There was a slight taunting in his voice, like he was pleased to see his sister screw up.
Bolan pressed the gun harder against her skull. "I'll do the talking for now."
"What do you want?" Thomas called.
"A bigger cut for one thing. And a permanent position in your organization. I think Rudi's position might be open." What was taking Udo so long? Now was the time to pull out, while half of them were out of the van. The motor coughed once, caught, and the van lurched forward, squealing against the ice as it shot into the narrow road. Thomas leaped back to his seat to give chase.
"Forget them," Tanya ordered her brother.
"We will have another time. Now we must just regroup and replan." Thomas watched as the van roared down the road, glancing anxiously back and forth between his sister and the disappearing van.
Finally he climbed back out. "I am sorry, Tanya," he said, "but we are too close for that now." He pulled his Luger from his shoulder holster and fired three slugs into his sister's chest.
Bolan shoved her forward at Thomas's first movement, fired a full automatic burst into both tires of the van before diving over the embankment, tucking the H and K close to his chest as he rolled ten feet down the other side into the underbrush and the thick dark forest. "Get him!" Thomas screamed. Ten armed men jumped over the embankment, sliding after the American.
Bolan dodged out from behind a pine tree and caught two of the hardguys as they hit the bottom of the embankment. He sprayed a hailstorm of bullets across their groins, cutting them almost in half at the legs. They collapsed in heaps, their guts steaming as they were exposed to the cold air.
It was time to run, to weave back and forth behind trees, to lure them deeper into the forest. The deeper he went, the thicker the woods and the darker the atmosphere. He became the nightfighter once more, man of stealth and silence and cunning. The terrorists were spreading out farther and farther from one another, making Bolan's strategy inevitable.
He caught their point man all alone from behind, and using his garrote, choked the man until eyes and tongue bulged out of his head. The second man he surprised by silently leaping out from behind a tree, thrusting his stiletto into the startled man's stomach, twisting it until he found the spine. He quietened the dying victim with a suffocating grasp around the face.
Bolan headed deeper into the woods, deeper into the hellground, full tilt. The forest whipping by him stank of moist undergrowth. It was good here for the Executioner.
In some dark spot real soon, he would show the light. The light of the truth that to kill a terrorist is not vengeance or cruelty, it is just common sense.
The public truth.
For, of course, it is the public who is most exposed. He sprinted ahead, cradling the case less G-II in a relaxed midriff sweep.

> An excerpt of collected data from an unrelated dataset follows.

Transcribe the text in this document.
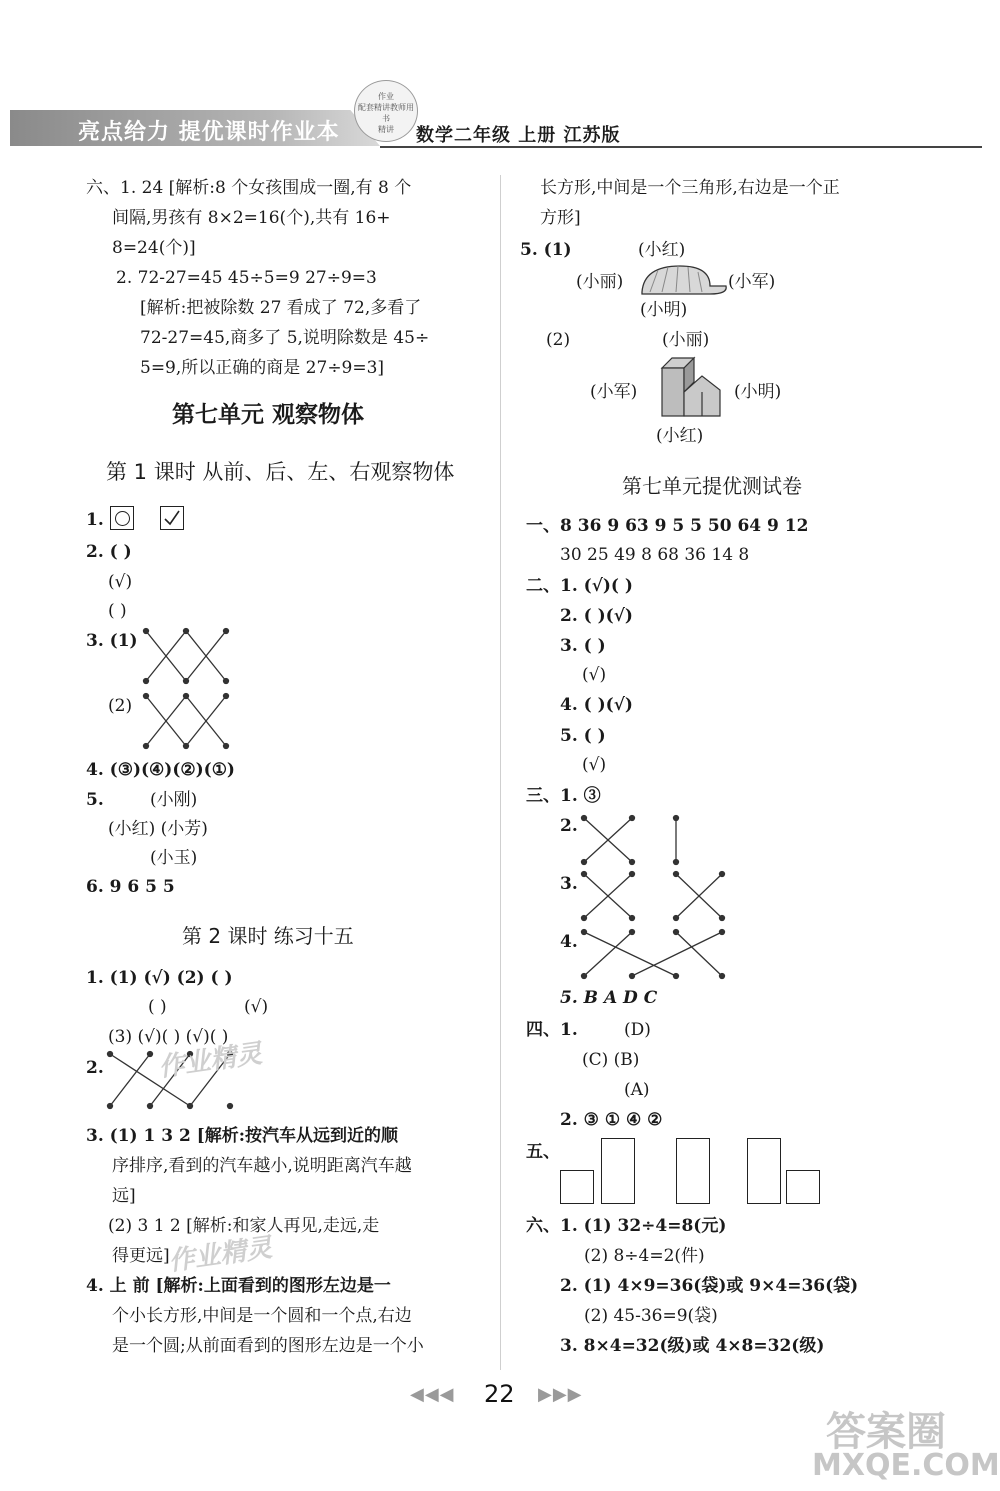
亮点给力 提优课时作业本
作业
配套精讲教师用书
精讲	数学二年级 上册 江苏版
六、1. 24 [解析:8 个女孩围成一圈,有 8 个
间隔,男孩有 8×2=16(个),共有 16+
8=24(个)]
2. 72-27=45 45÷5=9 27÷9=3
[解析:把被除数 27 看成了 72,多看了
72-27=45,商多了 5,说明除数是 45÷
5=9,所以正确的商是 27÷9=3]
第七单元 观察物体
第 1 课时 从前、后、左、右观察物体
1.
2. ( )
(√)
( )
3. (1)
(2)
4. (③)(④)(②)(①)
5.	(小刚)
(小红) (小芳)
(小玉)
6. 9 6 5 5
第 2 课时 练习十五
1. (1) (√) (2) ( )
( )	(√)
(3) (√)( ) (√)( )
2. 作业精灵
3. (1) 1 3 2 [解析:按汽车从远到近的顺
序排序,看到的汽车越小,说明距离汽车越
远]
(2) 3 1 2 [解析:和家人再见,走远,走
得更远]
作业精灵
4. 上 前 [解析:上面看到的图形左边是一
个小长方形,中间是一个圆和一个点,右边
是一个圆;从前面看到的图形左边是一个小
长方形,中间是一个三角形,右边是一个正
方形]
5. (1)	(小红)
(小丽)	(小军)
(小明)
(2)	(小丽)
(小军)	(小明)
(小红)
第七单元提优测试卷
一、8 36 9 63 9 5 5 50 64 9 12
30 25 49 8 68 36 14 8
二、1. (√)( )
2. ( )(√)
3. ( )
(√)
4. ( )(√)
5. ( )
(√)
三、1. ③
2.
3.
4.
5. B A D C
四、1.	(D)
(C) (B)
(A)
2. ③ ① ④ ②
五、
六、1. (1) 32÷4=8(元)
(2) 8÷4=2(件)
2. (1) 4×9=36(袋)或 9×4=36(袋)
(2) 45-36=9(袋)
3. 8×4=32(级)或 4×8=32(级)
◀◀◀ 22 ▶▶▶
答案圈
MXQE.COM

Its plastic-molded housing was a bizarre even glorious feature among these trees, its loud modern streamlining a brave stab at circumstances already too far gone.
As Bolan soft soled it from pockets of dark places to even gloomier spaces in the steaming woods, the gun was soundless. Every tick and rattle of its engineering was completely baffled by the casing, itself almost weightless in the superb balance of Bolan's flying grip. Gun and man their noise lessness allowed the man the nice advantage of surprise. He heard clues to the positions of his pursuers. Glaring clues, for they were playing a different game. They were snapping a twig or two, calling out, cursing once or twice. Very precise for Bolan. And he was already a football field ahead of them, ready for a stadium performance, listening in as tight as he could get it reaching with the ear as far as a human can and them some to score a victory. That was Bolan's game. He knew the game was on, the minute he saw the hut. Right there in his path. Now victory was inevitable.